Pelo alvinegro, conquistam um Estadual e chegam ao Vice Brasileiro 1992
(perdido justamente para o Flamengo). Voltam a se encontrar em 1994, no
Flamengo. Dias chega após uma passagem apagada pelo Grêmio e Valdeir vem
emprestado pelo São Paulo. Mas ambos já vivem um momento de declínio em suas
carreiras e em nenhum momento chegam perto de reeditar o futebol de antes.
Acabam barrados pelos jovens Marquinhos e Sávio, este último em fulminante
ascensão. Ao final do Estadual, Dias é negociado com o Paraná e Valdeir é
devolvido ao tricolor paulista.
BETO (1998-2002)
Apresenta ascensão meteórica no
Botafogo, onde chega em 1994, vindo do modesto Dom Bosco-MT (segundo a lenda,
trocado por algumas dezenas de pares de chuteiras). Torna-se jogador fundamental
na conquista do Brasileiro 1995, o que lhe vale a convocação para a Seleção Brasileira
e uma transferência para o Napoli-ITA. Em 1998, após apagadas passagens pelo clube
italiano e pelo Grêmio, chega ao Flamengo, seu clube de coração, onde logo se
torna importante, com um futebol aplicado taticamente, intenso e consistente,
capaz de ajudar no combate e de chegar à frente para finalizar e criar chances
de gol. Quase sempre como titular, conquista o Tri Estadual 1999-2000-2001, a
Copa Mercosul 1999 e a Copa dos Campeões 2001. Um dos momentos mais lembrados é
a sequência de embaixadinhas que executa na Final do Estadual 2000, em resposta
à provocação vascaína em um jogo anterior. Permanece no Flamengo até 2002 (salvo
um hiato de seis meses em 2000, quando é emprestado ao São Paulo, sem espaço
por causa do pacote de reforços trazidos pela ISL), saindo do rubro-negro em
decorrência da forte crise no período. Encerra a carreira em 2009, após passar
por vários clubes. Como curiosidade, é um dos poucos a terem defendido os
quatro principais cariocas.
IRANILDO (1996-2000, 2002-2003)
“Amanhã iremos anunciar um
jogador de Seleção Brasileira”. O anúncio feito pelo Presidente do Flamengo no
início de 1996 gera um alvoroço de mesma expressão do desapontamento que emerge
ao ser revelado o nome. Com efeito, se o jovem Iranildo é um jogador talentoso
e promissor, soa duvidoso que suas esporádicas convocações à Seleção sejam
suficientes para alçá-lo ao patamar de medalhão. De qualquer forma, o Flamengo
consegue tirá-lo do Botafogo, por onde fez ótimo Brasileiro no ano anterior,
sempre entrando com destaque durante os jogos. Sob o comando de Joel Santana,
ganha a alcunha de “Chuchu”, que ajuda a torná-lo xodó da torcida. Faz bom
Estadual e ajuda na conquista do título invicto. No entanto, as severas
limitações físicas (é baixo e mirrado) impedem que ganhe uma sequência
consistente como titular. Destaca-se no Brasileiro de 1997, quando compõe com
Sávio e Lúcio um trio interessante, leve e insinuante, mas é em 1999 que vive
seu melhor momento, exercendo papel-chave na conquista do Estadual e da Mercosul.
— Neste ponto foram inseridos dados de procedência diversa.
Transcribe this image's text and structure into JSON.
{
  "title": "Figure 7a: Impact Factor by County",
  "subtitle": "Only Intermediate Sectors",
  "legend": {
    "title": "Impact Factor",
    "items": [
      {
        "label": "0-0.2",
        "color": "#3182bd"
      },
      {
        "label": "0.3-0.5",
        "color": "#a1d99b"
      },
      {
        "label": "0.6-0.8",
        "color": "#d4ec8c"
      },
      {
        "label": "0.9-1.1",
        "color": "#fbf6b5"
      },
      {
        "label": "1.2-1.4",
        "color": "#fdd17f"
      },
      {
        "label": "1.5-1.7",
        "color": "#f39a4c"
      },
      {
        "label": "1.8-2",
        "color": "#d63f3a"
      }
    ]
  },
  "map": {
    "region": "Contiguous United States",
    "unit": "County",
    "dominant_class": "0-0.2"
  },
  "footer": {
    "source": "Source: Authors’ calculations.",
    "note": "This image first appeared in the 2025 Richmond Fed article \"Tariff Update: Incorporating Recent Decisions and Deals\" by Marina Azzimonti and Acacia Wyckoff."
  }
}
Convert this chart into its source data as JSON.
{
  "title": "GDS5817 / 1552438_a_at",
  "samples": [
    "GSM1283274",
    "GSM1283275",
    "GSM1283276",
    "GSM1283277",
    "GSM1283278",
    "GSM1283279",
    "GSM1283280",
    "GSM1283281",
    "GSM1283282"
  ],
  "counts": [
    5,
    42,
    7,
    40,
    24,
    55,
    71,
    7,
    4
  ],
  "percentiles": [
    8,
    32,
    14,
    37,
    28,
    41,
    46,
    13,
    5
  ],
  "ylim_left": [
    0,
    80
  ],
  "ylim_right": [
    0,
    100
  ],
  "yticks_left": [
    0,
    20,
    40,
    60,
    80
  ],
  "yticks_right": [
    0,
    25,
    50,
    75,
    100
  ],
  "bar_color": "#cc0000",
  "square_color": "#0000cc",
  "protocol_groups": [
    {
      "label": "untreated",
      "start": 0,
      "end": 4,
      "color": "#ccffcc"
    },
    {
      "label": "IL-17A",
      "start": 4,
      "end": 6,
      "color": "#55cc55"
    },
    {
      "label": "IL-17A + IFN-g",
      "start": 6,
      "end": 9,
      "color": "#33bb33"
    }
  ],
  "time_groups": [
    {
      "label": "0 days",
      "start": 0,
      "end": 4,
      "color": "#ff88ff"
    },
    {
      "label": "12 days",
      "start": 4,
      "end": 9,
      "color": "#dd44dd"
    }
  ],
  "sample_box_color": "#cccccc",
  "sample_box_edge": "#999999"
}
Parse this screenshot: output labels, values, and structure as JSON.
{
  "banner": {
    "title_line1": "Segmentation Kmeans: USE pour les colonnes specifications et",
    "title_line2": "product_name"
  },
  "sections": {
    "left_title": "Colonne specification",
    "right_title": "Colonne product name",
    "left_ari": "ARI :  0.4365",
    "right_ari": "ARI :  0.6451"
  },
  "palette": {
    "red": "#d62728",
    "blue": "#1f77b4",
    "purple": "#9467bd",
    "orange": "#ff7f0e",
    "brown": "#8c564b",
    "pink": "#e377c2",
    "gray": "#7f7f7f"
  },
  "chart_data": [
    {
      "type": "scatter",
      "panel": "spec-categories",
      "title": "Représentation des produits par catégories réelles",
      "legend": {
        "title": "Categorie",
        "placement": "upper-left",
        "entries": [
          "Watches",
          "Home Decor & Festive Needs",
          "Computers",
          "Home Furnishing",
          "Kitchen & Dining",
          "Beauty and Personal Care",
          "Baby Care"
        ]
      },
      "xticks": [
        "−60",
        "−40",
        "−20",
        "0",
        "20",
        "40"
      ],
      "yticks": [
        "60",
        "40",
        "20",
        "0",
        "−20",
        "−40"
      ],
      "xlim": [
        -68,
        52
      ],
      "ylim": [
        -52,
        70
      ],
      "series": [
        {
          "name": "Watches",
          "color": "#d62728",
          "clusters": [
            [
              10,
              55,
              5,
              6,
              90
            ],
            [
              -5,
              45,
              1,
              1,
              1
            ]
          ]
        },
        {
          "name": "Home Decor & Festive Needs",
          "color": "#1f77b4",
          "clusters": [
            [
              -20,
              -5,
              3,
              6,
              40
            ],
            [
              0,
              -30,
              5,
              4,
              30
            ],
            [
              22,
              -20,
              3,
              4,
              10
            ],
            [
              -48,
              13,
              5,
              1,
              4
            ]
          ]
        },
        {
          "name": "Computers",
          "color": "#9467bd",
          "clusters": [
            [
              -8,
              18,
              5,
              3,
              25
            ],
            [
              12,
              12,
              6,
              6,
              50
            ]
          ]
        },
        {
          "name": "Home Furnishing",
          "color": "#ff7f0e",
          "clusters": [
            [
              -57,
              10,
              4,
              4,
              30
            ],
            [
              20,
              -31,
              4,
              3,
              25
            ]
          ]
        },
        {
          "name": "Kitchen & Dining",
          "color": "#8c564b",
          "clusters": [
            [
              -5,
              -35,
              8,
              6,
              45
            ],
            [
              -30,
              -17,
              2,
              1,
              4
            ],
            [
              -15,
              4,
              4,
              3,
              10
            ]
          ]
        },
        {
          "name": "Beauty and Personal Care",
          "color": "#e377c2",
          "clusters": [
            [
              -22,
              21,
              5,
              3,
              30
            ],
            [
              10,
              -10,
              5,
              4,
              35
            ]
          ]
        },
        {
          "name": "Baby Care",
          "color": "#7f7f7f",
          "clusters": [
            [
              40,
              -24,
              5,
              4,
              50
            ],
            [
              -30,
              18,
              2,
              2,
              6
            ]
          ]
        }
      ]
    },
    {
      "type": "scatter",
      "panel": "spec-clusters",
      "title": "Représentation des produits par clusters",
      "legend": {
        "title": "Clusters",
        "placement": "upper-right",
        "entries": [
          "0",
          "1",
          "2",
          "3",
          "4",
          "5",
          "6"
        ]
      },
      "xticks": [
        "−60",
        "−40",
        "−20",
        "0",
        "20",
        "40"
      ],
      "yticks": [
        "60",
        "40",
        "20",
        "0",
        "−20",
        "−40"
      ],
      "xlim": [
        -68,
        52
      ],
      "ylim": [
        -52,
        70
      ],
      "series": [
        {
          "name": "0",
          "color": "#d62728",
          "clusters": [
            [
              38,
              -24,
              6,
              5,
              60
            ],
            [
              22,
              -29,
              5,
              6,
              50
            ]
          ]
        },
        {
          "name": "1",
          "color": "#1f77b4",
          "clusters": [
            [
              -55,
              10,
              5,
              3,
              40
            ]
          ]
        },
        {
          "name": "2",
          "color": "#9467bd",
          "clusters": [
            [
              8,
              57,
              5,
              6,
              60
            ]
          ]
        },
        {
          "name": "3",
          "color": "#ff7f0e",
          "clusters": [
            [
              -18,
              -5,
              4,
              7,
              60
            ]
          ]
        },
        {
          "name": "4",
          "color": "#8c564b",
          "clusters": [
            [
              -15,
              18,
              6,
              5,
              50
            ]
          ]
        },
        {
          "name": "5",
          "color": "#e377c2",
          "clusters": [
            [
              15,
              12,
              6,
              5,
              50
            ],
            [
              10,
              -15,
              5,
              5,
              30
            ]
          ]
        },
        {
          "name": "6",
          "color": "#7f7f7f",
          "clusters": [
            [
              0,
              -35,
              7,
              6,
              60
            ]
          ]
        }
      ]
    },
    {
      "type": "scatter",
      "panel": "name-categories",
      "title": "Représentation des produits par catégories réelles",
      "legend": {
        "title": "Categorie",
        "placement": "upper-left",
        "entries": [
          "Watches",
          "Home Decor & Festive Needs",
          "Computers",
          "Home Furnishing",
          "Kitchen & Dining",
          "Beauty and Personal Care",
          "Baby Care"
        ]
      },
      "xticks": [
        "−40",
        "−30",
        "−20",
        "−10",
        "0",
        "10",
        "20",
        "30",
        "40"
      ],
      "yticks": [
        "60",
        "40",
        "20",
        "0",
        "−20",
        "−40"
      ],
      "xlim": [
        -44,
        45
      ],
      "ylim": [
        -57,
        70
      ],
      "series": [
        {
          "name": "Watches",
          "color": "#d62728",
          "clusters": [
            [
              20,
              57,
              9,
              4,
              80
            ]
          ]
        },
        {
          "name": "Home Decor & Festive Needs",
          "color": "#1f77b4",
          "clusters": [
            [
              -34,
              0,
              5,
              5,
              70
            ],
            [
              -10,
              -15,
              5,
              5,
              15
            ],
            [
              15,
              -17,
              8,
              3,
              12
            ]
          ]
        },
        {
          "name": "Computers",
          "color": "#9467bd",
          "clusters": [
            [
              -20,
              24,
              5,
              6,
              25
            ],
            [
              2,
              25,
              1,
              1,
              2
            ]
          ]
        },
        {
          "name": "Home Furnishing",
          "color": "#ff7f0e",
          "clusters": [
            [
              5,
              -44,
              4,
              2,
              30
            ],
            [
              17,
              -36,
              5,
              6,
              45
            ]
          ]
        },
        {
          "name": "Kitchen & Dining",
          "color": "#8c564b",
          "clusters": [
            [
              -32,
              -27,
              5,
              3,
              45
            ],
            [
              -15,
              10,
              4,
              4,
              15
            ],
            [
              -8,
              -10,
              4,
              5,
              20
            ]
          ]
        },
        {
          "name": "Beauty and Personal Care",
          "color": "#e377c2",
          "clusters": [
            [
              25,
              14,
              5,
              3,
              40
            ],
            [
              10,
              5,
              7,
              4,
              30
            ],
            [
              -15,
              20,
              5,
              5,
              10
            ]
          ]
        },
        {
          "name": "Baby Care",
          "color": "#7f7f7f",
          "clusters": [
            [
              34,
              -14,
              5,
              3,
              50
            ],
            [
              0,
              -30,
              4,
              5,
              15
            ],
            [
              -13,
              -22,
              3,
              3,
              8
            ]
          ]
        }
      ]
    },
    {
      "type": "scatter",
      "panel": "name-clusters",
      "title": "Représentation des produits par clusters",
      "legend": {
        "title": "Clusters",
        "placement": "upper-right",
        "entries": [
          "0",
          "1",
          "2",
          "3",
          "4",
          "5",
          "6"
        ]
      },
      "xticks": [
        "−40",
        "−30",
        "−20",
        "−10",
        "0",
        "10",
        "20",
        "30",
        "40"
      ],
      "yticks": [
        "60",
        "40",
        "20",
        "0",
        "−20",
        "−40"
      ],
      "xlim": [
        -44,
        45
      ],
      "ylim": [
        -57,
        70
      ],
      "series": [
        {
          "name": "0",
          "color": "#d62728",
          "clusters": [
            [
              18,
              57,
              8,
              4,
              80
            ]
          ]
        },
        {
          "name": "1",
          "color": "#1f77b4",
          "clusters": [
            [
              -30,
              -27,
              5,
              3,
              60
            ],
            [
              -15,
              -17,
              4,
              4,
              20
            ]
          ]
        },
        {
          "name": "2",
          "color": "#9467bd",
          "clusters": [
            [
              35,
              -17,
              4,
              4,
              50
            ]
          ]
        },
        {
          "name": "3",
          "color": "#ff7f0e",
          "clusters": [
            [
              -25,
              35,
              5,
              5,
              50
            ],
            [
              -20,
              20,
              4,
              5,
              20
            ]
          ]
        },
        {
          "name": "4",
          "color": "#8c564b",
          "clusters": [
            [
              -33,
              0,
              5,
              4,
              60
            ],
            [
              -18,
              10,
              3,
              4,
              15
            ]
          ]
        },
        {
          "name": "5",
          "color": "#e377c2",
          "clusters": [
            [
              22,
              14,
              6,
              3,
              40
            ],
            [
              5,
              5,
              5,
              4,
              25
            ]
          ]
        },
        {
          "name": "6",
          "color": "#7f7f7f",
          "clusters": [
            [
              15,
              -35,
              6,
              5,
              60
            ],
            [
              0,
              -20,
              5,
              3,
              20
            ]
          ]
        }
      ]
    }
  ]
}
Em 2000, o Flamengo traz Petkovic e outros reforços, e com isso o Chuchu perde
espaço e é negociado com o Bahia. Dois anos depois, após passagem pelo futebol
grego, retorna ao Flamengo mas sem o brilho esperado, até em função do péssimo
momento do clube. Em 2003, transfere-se para o Brasiliense, clube pelo qual
ganha identificação e encerra a carreira, dez anos depois, após rodar pelo
país.
GARRINCHA (1968-1969)
Ícone do Botafogo e o maior jogador
da história alvinegra, atua por General Severiano entre 1953 e 1965, numa
trajetória que assombra o país, tal o nível desconcertante de suas exibições.
Além do célebre drible imparável, possui um cruzamento preciso e um chute
notavelmente potente e bem colocado, revestindo-se, portanto, em um dínamo de
todo um sistema ofensivo. No seu período áureo (que vai até 1962), conquista,
sempre com papel de destaque, três Campeonatos Cariocas, dois Torneios Rio-São
Paulo e duas Copas do Mundo, pela Seleção Brasileira. No entanto, após a
atuação antológica na Final da Carioca de 1962, tem início seu acentuado
declínio, decorrente do grave problema com bebidas, da vida pessoal atribulada
e das sucessivas infiltrações nos joelhos lesionados que passam a cobrar seu
preço. Quando chega ao Flamengo, no final de 1968, já é uma melancólica sombra
da estrela do passado. Ainda assim, aceita se submeter a um vigoroso
treinamento físico conduzido pelo rubro-negro, cujo resultado é uma atuação de ótimo
nível em sua estreia contra o Vasco, num Maracanã lotado como nos velhos
tempos, que nem a derrota (0-2) mancha. A seguir, atua em alguns amistosos pelo
país, onde sua imagem é utilizada como chamariz, mas volta a exibir
comportamento desregrado e errático, tornando a decair física e tecnicamente. Ainda
assim, é titular no início do Carioca 1969, em que o Flamengo tem bom início,
mas se envolve em um gravíssimo acidente de carro cujos desdobramentos liquidam
sua passagem pelo rubro-negro. Encerra a carreira em 1972, atuando pelo Olaria.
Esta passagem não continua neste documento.